Although dated in some aspects, Cat’s Eye is one of the best portmanteaus, because like Tales from the Crypt, its resources are A-list. Lewis Teague brings to life two short stories from Stephen King’s Night Shift and one original tale by the master, who also scripted the film. All three episodes are witty and well acted and likely to satisfy anyone’s yen for mid-‘80s nostalgia. Without a doubt, the king of King’s script is “Quitters, Inc.”, a black, black comedy in which James Woods takes extreme measures to stop smoking. Alan King is at his sleazy best as the gangster-like mastermind behind the title clinic, which uses threats of mutilation, rape, and electrocution to help clients kick their nasty habits. It’s a delightfully mean-spirited piece with Woods convincingly conveying the visceral anguish of the tobacco withdrawal that impels him to put himself and his loved ones in mortal danger.
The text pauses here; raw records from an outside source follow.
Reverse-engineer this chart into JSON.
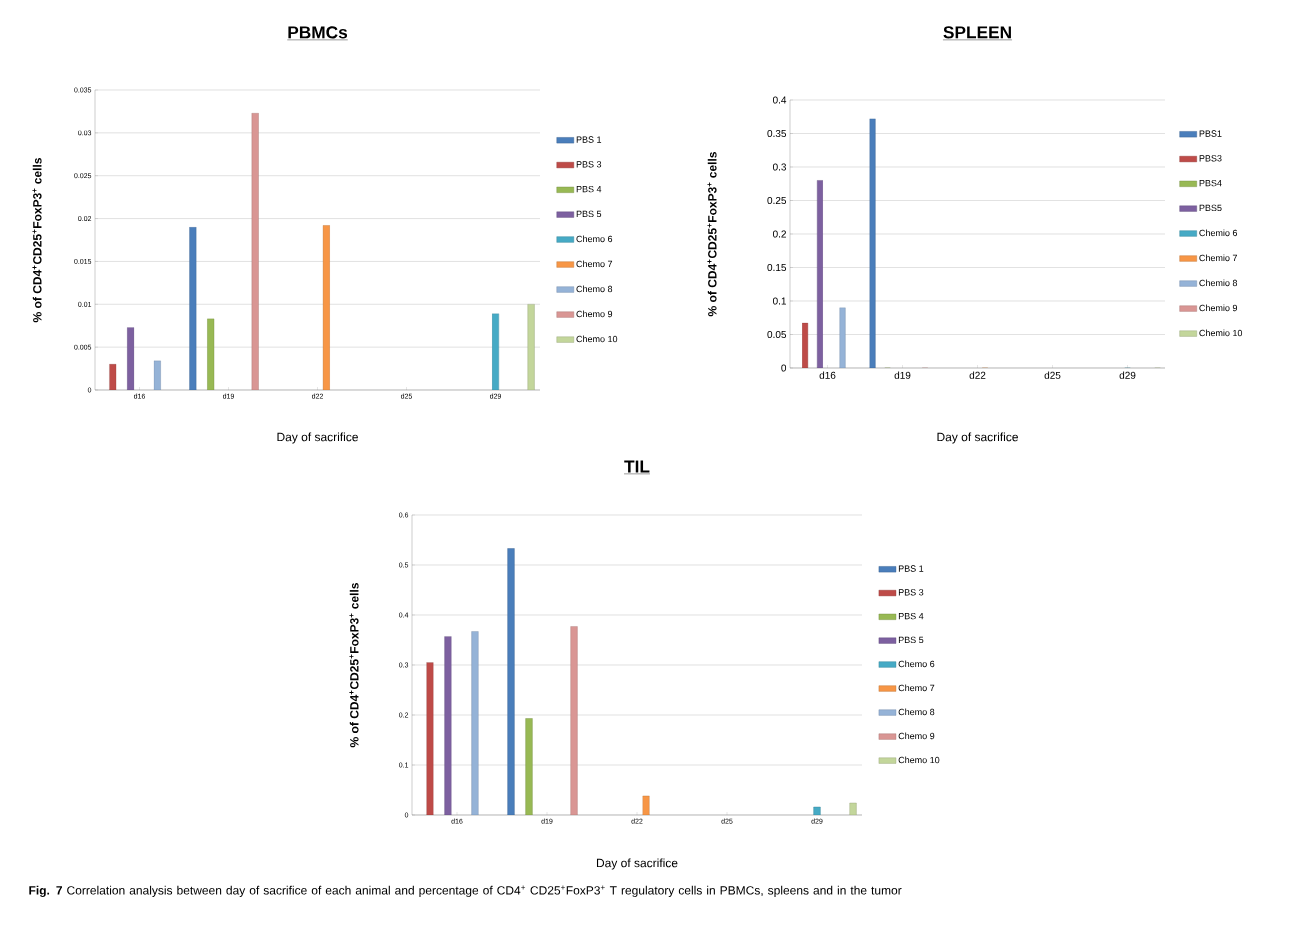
{
  "chart_data": [
    {
      "type": "bar",
      "title": "PBMCs",
      "xlabel": "Day of sacrifice",
      "ylabel": "% of CD4$^{+}$CD25$^{+}$FoxP3$^{+}$ cells",
      "categories": [
        "d16",
        "d19",
        "d22",
        "d25",
        "d29"
      ],
      "ylim": [
        0,
        0.035
      ],
      "yticks": [
        0,
        0.005,
        0.01,
        0.015,
        0.02,
        0.025,
        0.03,
        0.035
      ],
      "grid": "y",
      "legend": "right",
      "series": [
        {
          "name": "PBS 1",
          "color": "#4a7ebb",
          "values": [
            null,
            0.019,
            null,
            null,
            null
          ]
        },
        {
          "name": "PBS 3",
          "color": "#be4b48",
          "values": [
            0.003,
            null,
            null,
            null,
            null
          ]
        },
        {
          "name": "PBS 4",
          "color": "#98b954",
          "values": [
            null,
            0.0083,
            null,
            null,
            null
          ]
        },
        {
          "name": "PBS 5",
          "color": "#7d60a0",
          "values": [
            0.0073,
            null,
            null,
            null,
            null
          ]
        },
        {
          "name": "Chemo 6",
          "color": "#46aac5",
          "values": [
            null,
            null,
            null,
            null,
            0.0089
          ]
        },
        {
          "name": "Chemo 7",
          "color": "#f79646",
          "values": [
            null,
            null,
            0.0192,
            null,
            null
          ]
        },
        {
          "name": "Chemo 8",
          "color": "#95b3d7",
          "values": [
            0.0034,
            null,
            null,
            null,
            null
          ]
        },
        {
          "name": "Chemo 9",
          "color": "#d99694",
          "values": [
            null,
            0.0323,
            null,
            null,
            null
          ]
        },
        {
          "name": "Chemo 10",
          "color": "#c3d69b",
          "values": [
            null,
            null,
            null,
            null,
            0.01
          ]
        }
      ]
    },
    {
      "type": "bar",
      "title": "SPLEEN",
      "xlabel": "Day of sacrifice",
      "ylabel": "% of CD4$^{+}$CD25$^{+}$FoxP3$^{+}$ cells",
      "categories": [
        "d16",
        "d19",
        "d22",
        "d25",
        "d29"
      ],
      "ylim": [
        0,
        0.4
      ],
      "yticks": [
        0,
        0.05,
        0.1,
        0.15,
        0.2,
        0.25,
        0.3,
        0.35,
        0.4
      ],
      "grid": "y",
      "legend": "right",
      "series": [
        {
          "name": "PBS1",
          "color": "#4a7ebb",
          "values": [
            null,
            0.372,
            null,
            null,
            null
          ]
        },
        {
          "name": "PBS3",
          "color": "#be4b48",
          "values": [
            0.067,
            null,
            null,
            null,
            null
          ]
        },
        {
          "name": "PBS4",
          "color": "#98b954",
          "values": [
            null,
            0,
            null,
            null,
            null
          ]
        },
        {
          "name": "PBS5",
          "color": "#7d60a0",
          "values": [
            0.28,
            null,
            null,
            null,
            null
          ]
        },
        {
          "name": "Chemio 6",
          "color": "#46aac5",
          "values": [
            null,
            null,
            null,
            null,
            0
          ]
        },
        {
          "name": "Chemio 7",
          "color": "#f79646",
          "values": [
            null,
            null,
            0,
            null,
            null
          ]
        },
        {
          "name": "Chemio 8",
          "color": "#95b3d7",
          "values": [
            0.09,
            null,
            null,
            null,
            null
          ]
        },
        {
          "name": "Chemio 9",
          "color": "#d99694",
          "values": [
            null,
            0,
            null,
            null,
            null
          ]
        },
        {
          "name": "Chemio 10",
          "color": "#c3d69b",
          "values": [
            null,
            null,
            null,
            null,
            0
          ]
        }
      ]
    },
    {
      "type": "bar",
      "title": "TIL",
      "xlabel": "Day of sacrifice",
      "ylabel": "% of CD4$^{+}$CD25$^{+}$FoxP3$^{+}$ cells",
      "categories": [
        "d16",
        "d19",
        "d22",
        "d25",
        "d29"
      ],
      "ylim": [
        0,
        0.6
      ],
      "yticks": [
        0,
        0.1,
        0.2,
        0.3,
        0.4,
        0.5,
        0.6
      ],
      "grid": "y",
      "legend": "right",
      "annotations": [
        "**Fig. 7** Correlation analysis between day of sacrifice of each animal and percentage of CD4$^{+}$ CD25$^{+}$FoxP3$^{+}$ T regulatory cells in PBMCs, spleens and in the tumor"
      ],
      "series": [
        {
          "name": "PBS 1",
          "color": "#4a7ebb",
          "values": [
            null,
            0.533,
            null,
            null,
            null
          ]
        },
        {
          "name": "PBS 3",
          "color": "#be4b48",
          "values": [
            0.305,
            null,
            null,
            null,
            null
          ]
        },
        {
          "name": "PBS 4",
          "color": "#98b954",
          "values": [
            null,
            0.193,
            null,
            null,
            null
          ]
        },
        {
          "name": "PBS 5",
          "color": "#7d60a0",
          "values": [
            0.357,
            null,
            null,
            null,
            null
          ]
        },
        {
          "name": "Chemo 6",
          "color": "#46aac5",
          "values": [
            null,
            null,
            null,
            null,
            0.016
          ]
        },
        {
          "name": "Chemo 7",
          "color": "#f79646",
          "values": [
            null,
            null,
            0.038,
            null,
            null
          ]
        },
        {
          "name": "Chemo 8",
          "color": "#95b3d7",
          "values": [
            0.367,
            null,
            null,
            null,
            null
          ]
        },
        {
          "name": "Chemo 9",
          "color": "#d99694",
          "values": [
            null,
            0.377,
            null,
            null,
            null
          ]
        },
        {
          "name": "Chemo 10",
          "color": "#c3d69b",
          "values": [
            null,
            null,
            null,
            null,
            0.024
          ]
        }
      ]
    }
  ]
}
You’ll never hear “96 Tears” the same way again.

Best Wraparound

Dead of Night (1945 dir. Basil Dearden)

A weak wraparound doesn’t necessarily sink a great portmanteau. Tales from the Crypt, with its all-too predictable confrontation with the Crypt Keeper, and Cat’s Eye, with its cat running around, prove that. Conversely, an overall weak portmanteau can feature a fab wraparound, as Twilight Zone: The Movie and Dead of Night certainly prove. In fact, with these two particular films, it is their wraparounds that viewers seem to remember with the most fearsome fondness. “You wanna see something really scary?” is enough to send shivers up the spines of those who saw Twilight Zone at an impressionable age. No matter what age you are, the Dead of Night wraparound is petrifying. Basil Dearden, who also directed the brief “Hearse Driver”, handles Walter Craig’s (Mervyn Johns) encounter at a house party in the English countryside. Craig listens patiently as each guest tells his or her scary stories, experiencing uncanny chills through it all. He has good reason to feel uneasy, as all of those horror tales reprise in a concerted attack on him at the film’s climax. Craig moves from scene to scene as if trapped in some nightmarish labyrinth until coming face to face with Hugo the Dummy in the film’s most traumatizing flourish. A last minute twist finishes the film in a fog of dread. Next episode, please!